I’m sorry, but this type of argument doesn’t make any sense to me — if you’re a fan, you’re a fan, and there’s no taking a sabbatical just because you don’t like the head coach. This is called hedging your bets, or being a bandwagon fan, and I have a fundamental disagreement with this argument. I have a quote from Bo Schembechler that I keep on the right sidebar, and I’ve seen it used in just this situation recently in message board arguments and the like, but it bears repeating:

“When your team is winning, be ready to be tough, because winning can make you soft. On the other hand, when your team is losing, stick by them. Keep believing.” – Bo Schembechler
Even if you truly believe that everything that has happened in the last two years falls squarely on Rodriguez’s shoulders (I have seen, and made, numerous arguments to the contrary, but that is another long article for another long day), you are still a Michigan fan, and Michigan fans support the team and are proud to do so. Period.

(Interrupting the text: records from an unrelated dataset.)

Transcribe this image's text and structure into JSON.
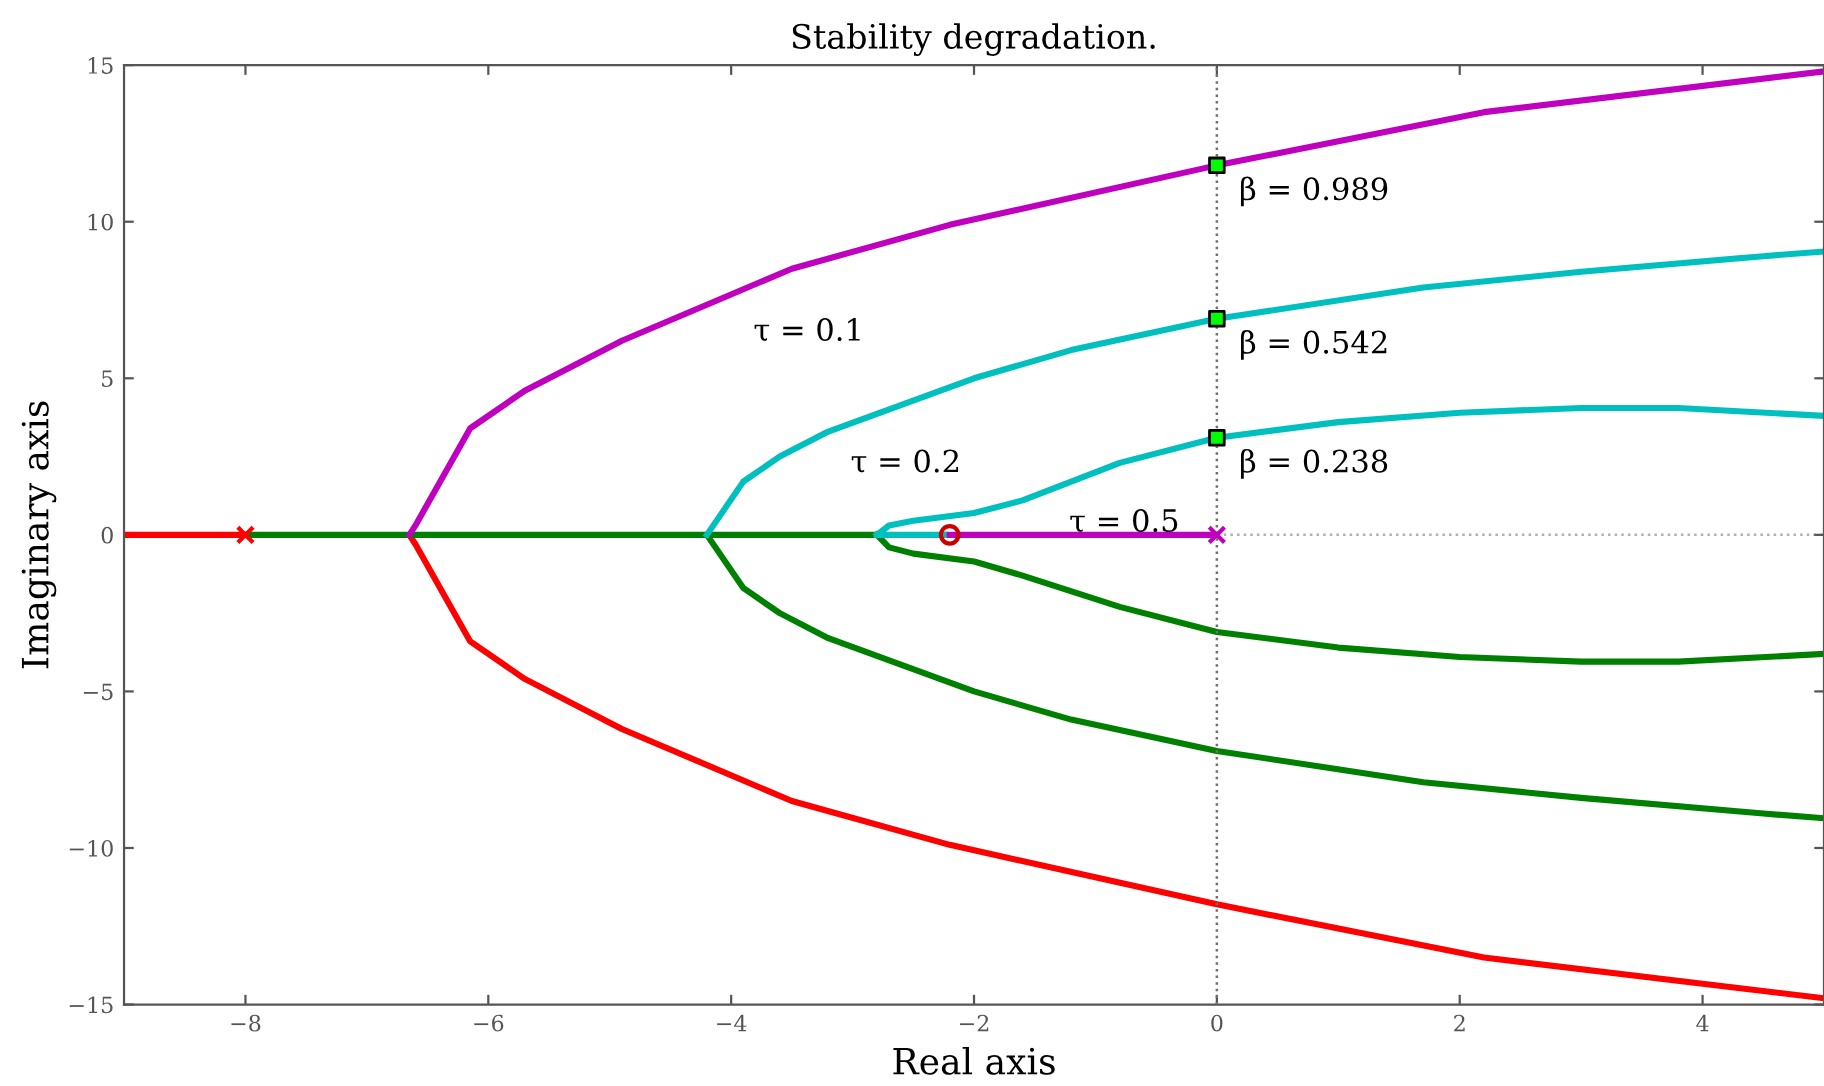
{
  "chart_data": {
    "type": "line",
    "title": "Stability degradation.",
    "xlabel": "Real axis",
    "ylabel": "Imaginary axis",
    "xlim": [
      -9,
      5
    ],
    "ylim": [
      -15,
      15
    ],
    "xticks": [
      {
        "value": -8,
        "label": "−8"
      },
      {
        "value": -6,
        "label": "−6"
      },
      {
        "value": -4,
        "label": "−4"
      },
      {
        "value": -2,
        "label": "−2"
      },
      0,
      2,
      4
    ],
    "yticks": [
      {
        "value": -15,
        "label": "−15"
      },
      {
        "value": -10,
        "label": "−10"
      },
      {
        "value": -5,
        "label": "−5"
      },
      0,
      5,
      10,
      15
    ],
    "grid": false,
    "legend": false,
    "marker": "none",
    "line_style": "solid",
    "ref_lines": [
      {
        "axis": "x",
        "value": 0,
        "color": "#707070",
        "line_style": "dotted"
      },
      {
        "axis": "y",
        "value": 0,
        "color": "#b0b0b0",
        "line_style": "dotted"
      }
    ],
    "series": [
      {
        "color": "#ff0000",
        "x": [
          -9,
          -8
        ],
        "values": [
          0,
          0
        ]
      },
      {
        "color": "#ff0000",
        "x": [
          -6.65,
          -6.6,
          -6.15,
          -5.7,
          -4.9,
          -3.5,
          -2.2,
          0,
          2.2,
          5
        ],
        "values": [
          0,
          -0.3,
          -3.4,
          -4.6,
          -6.2,
          -8.5,
          -9.9,
          -11.8,
          -13.5,
          -14.8
        ]
      },
      {
        "color": "#008000",
        "x": [
          -8,
          -2.8
        ],
        "values": [
          0,
          0
        ]
      },
      {
        "color": "#008000",
        "x": [
          -4.2,
          -3.9,
          -3.6,
          -3.2,
          -2,
          -1.2,
          0,
          1.7,
          3,
          4.5,
          5
        ],
        "values": [
          0,
          -1.7,
          -2.5,
          -3.3,
          -5,
          -5.9,
          -6.9,
          -7.9,
          -8.4,
          -8.9,
          -9.05
        ]
      },
      {
        "color": "#008000",
        "x": [
          -2.8,
          -2.7,
          -2.5,
          -2,
          -1.6,
          -0.8,
          0,
          1,
          2,
          3,
          3.8,
          5
        ],
        "values": [
          0,
          -0.4,
          -0.6,
          -0.85,
          -1.3,
          -2.3,
          -3.1,
          -3.6,
          -3.9,
          -4.05,
          -4.05,
          -3.8
        ]
      },
      {
        "color": "#bf00bf",
        "x": [
          -6.65,
          -6.6,
          -6.15,
          -5.7,
          -4.9,
          -3.5,
          -2.2,
          0,
          2.2,
          5
        ],
        "values": [
          0,
          0.3,
          3.4,
          4.6,
          6.2,
          8.5,
          9.9,
          11.8,
          13.5,
          14.8
        ]
      },
      {
        "color": "#bf00bf",
        "x": [
          -2.25,
          0
        ],
        "values": [
          0,
          0
        ]
      },
      {
        "color": "#00bfbf",
        "x": [
          -4.2,
          -3.9,
          -3.6,
          -3.2,
          -2,
          -1.2,
          0,
          1.7,
          3,
          4.5,
          5
        ],
        "values": [
          0,
          1.7,
          2.5,
          3.3,
          5,
          5.9,
          6.9,
          7.9,
          8.4,
          8.9,
          9.05
        ]
      },
      {
        "color": "#00bfbf",
        "x": [
          -2.8,
          -2.7,
          -2.5,
          -2,
          -1.6,
          -0.8,
          0,
          1,
          2,
          3,
          3.8,
          5
        ],
        "values": [
          0,
          0.3,
          0.45,
          0.7,
          1.1,
          2.3,
          3.1,
          3.6,
          3.9,
          4.05,
          4.05,
          3.8
        ]
      },
      {
        "color": "#00bfbf",
        "x": [
          -2.8,
          -2.25
        ],
        "values": [
          0,
          0
        ]
      },
      {
        "type": "scatter",
        "marker": "cross",
        "color": "#ff0000",
        "x": [
          -8
        ],
        "values": [
          0
        ]
      },
      {
        "type": "scatter",
        "marker": "cross",
        "color": "#bf00bf",
        "x": [
          0
        ],
        "values": [
          0
        ]
      },
      {
        "type": "scatter",
        "marker": "circle",
        "color": "#cc0000",
        "x": [
          -2.2
        ],
        "values": [
          0
        ]
      },
      {
        "type": "scatter",
        "marker": "square",
        "color": "#00ff00",
        "x": [
          0,
          0,
          0
        ],
        "values": [
          11.8,
          6.9,
          3.1
        ]
      }
    ],
    "annotations": [
      {
        "text": "τ = 0.1",
        "x": -4,
        "y": 7.3
      },
      {
        "text": "τ = 0.2",
        "x": -3.2,
        "y": 3.1
      },
      {
        "text": "τ = 0.5",
        "x": -1.4,
        "y": 1.2
      },
      {
        "text": "β = 0.989",
        "x": 0,
        "y": 11.8
      },
      {
        "text": "β = 0.542",
        "x": 0,
        "y": 6.9
      },
      {
        "text": "β = 0.238",
        "x": 0,
        "y": 3.1
      }
    ]
  }
}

For now, that’s all I have to say on the matter. Many other bloggers, however, have many more things to say. So, here’s today’s links, which are very heavy on the NCAA stuff:
1 comment
  1. Blake said:

    I totally agree with you…if your a true michigan fan then whoever coach they hire you will support through anything…and thats what I have done with RR…ppl like the guy above really have no clue about football…RR and michgan’s old system of doing things is TOTALLY different and patience is needed for the results we all want…However, i agree with you ACE RR is at fault for letting some of these transgressions take place and I believe now that he has the problem under control…It really gets me fans like the guy who emailed…They call them self fans and then when losing happens they wanna disclaim the team and ride some other wagon to the promise land so they get there self-esteem up…I wish he wouldnt be a fan we dont need supporters of michigan football like him…thanks ACE good article!!